A few months ago, I became aware of an amazing project that was happening in Pittsburgh, PA. It was a project where the city worked together with hundreds of knitters to “Knit The Bridge.” Pittsburgh, if you didn’t know, is famous mainly for two things: football and bridges. In fact, Pittsburgh has 446 bridges, even more than the city of Venice. To celebrate their history of bridges, Pittsburgh banned together and covered the 1,061 foot long Andy Warhol bridge with 580 knitted and crochet panels made with acrylic yarn (to prevent weather damage) - and it made big headlines. Organizations like BBC, NPR, Times.com and even news providers in Europe and Israel reported on the incredibly successful project in Pittsburgh.
“Knit the Bridge” is part of a larger movement called Yarn Bombing, where knitters go to public spaces and knit street art. Examples of this can be seen all over the country and even the world, but this is what many consider to be the biggest undertaking of Yarn Bombing ever produced. This project, along with the positive response from the city, proves how truly popular knitting is these days. Craig David is the president and CEO of Visit Pittsburgh and he says: "The news coverage of this fun, art event helped solidify Pittsburgh's growing reputation as a hip city that is rich in art and culture."
Now, there is the obvious question: Where did they find the knitters? That is where a young fiber artist named Amanda Gross came in. She headed up the project and organized hundreds of knit-ins all over the county to make the panels. Gross also used this as a teaching opportunity. She taught novice knitters and even got many teenage boys to participate.
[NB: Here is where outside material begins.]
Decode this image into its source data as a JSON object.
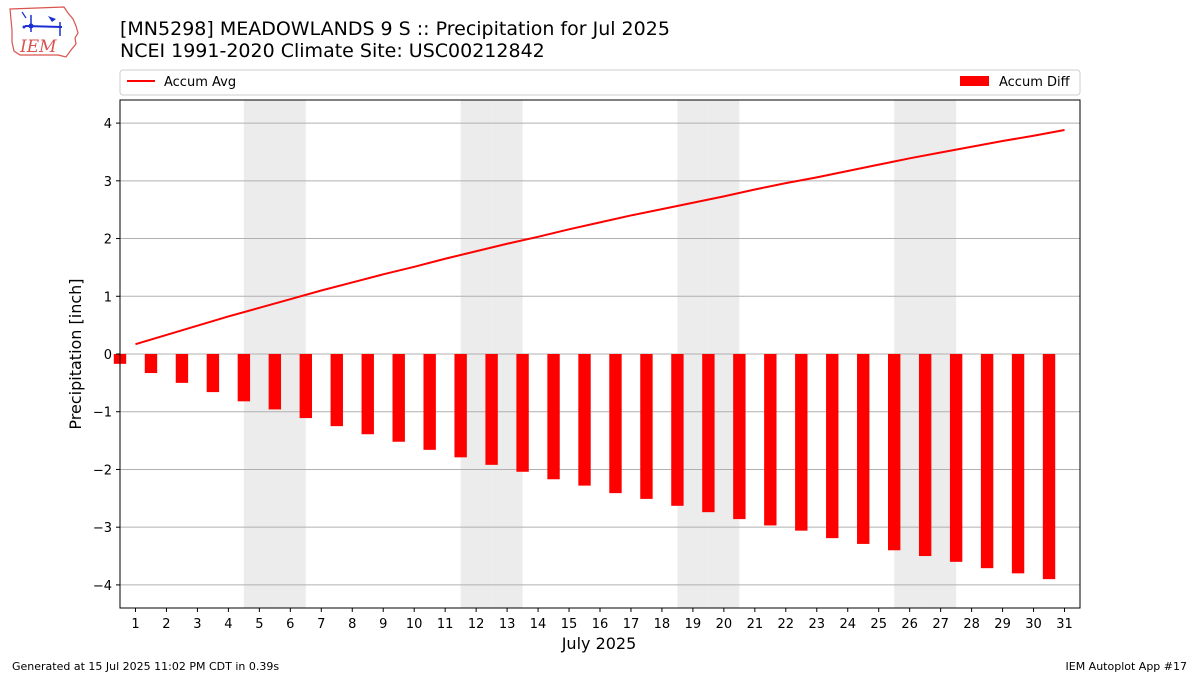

They took panels from each willing person, novice to expert knitter. Gross’s main goal of the project was to have every neighborhood in Pittsburgh represented in a panel. In fact, Gross had a large map in her office with yarn pinned to every neighborhood in Pittsburgh from which she had collected a panel. But she went even farther. She got panels from all counties in southwestern Pennsylvania.
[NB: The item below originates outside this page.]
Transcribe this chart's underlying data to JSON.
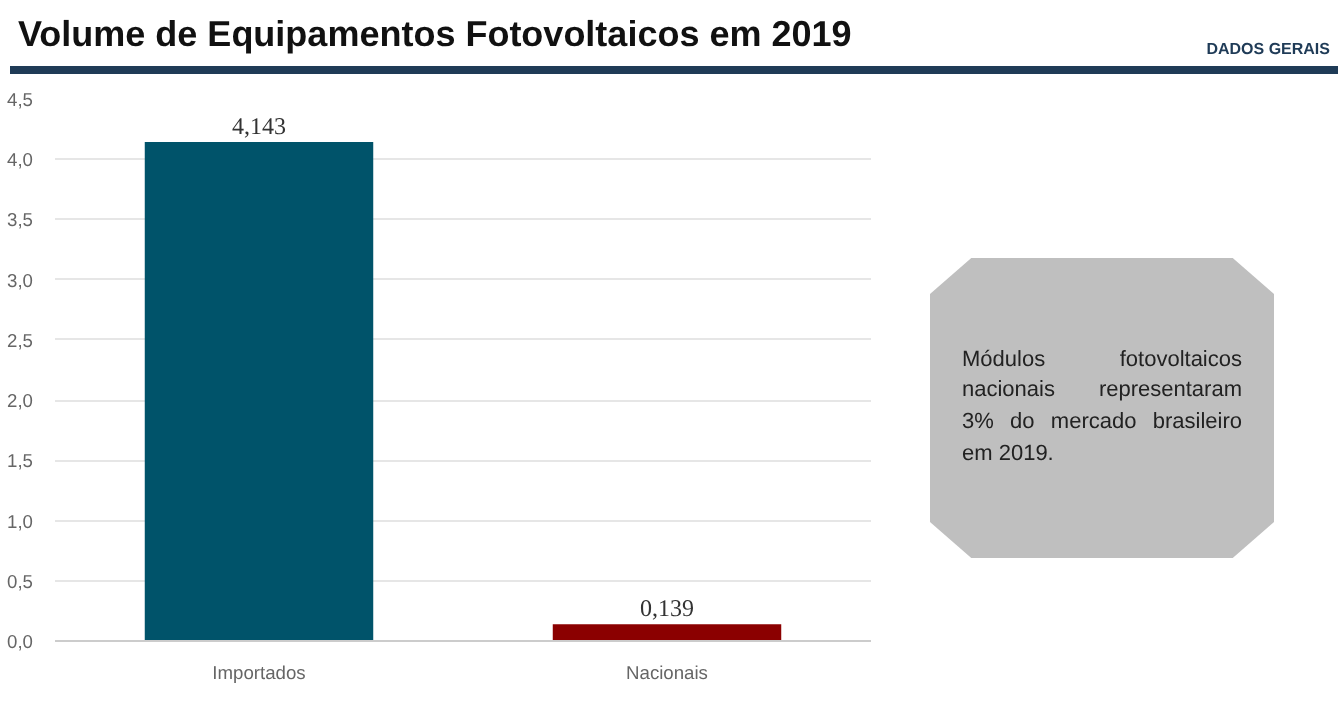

Not only is this promoting knitting and the arts, but it is also helping the community. After the panels of yarn were taken off the bridge, the city had them cleaned and then distributed all 580 panels to the homeless, making sure that non of the panels go to waste. Gross explains that, because this was in fact a project that was done by the community, when its finished, it should go back to the community.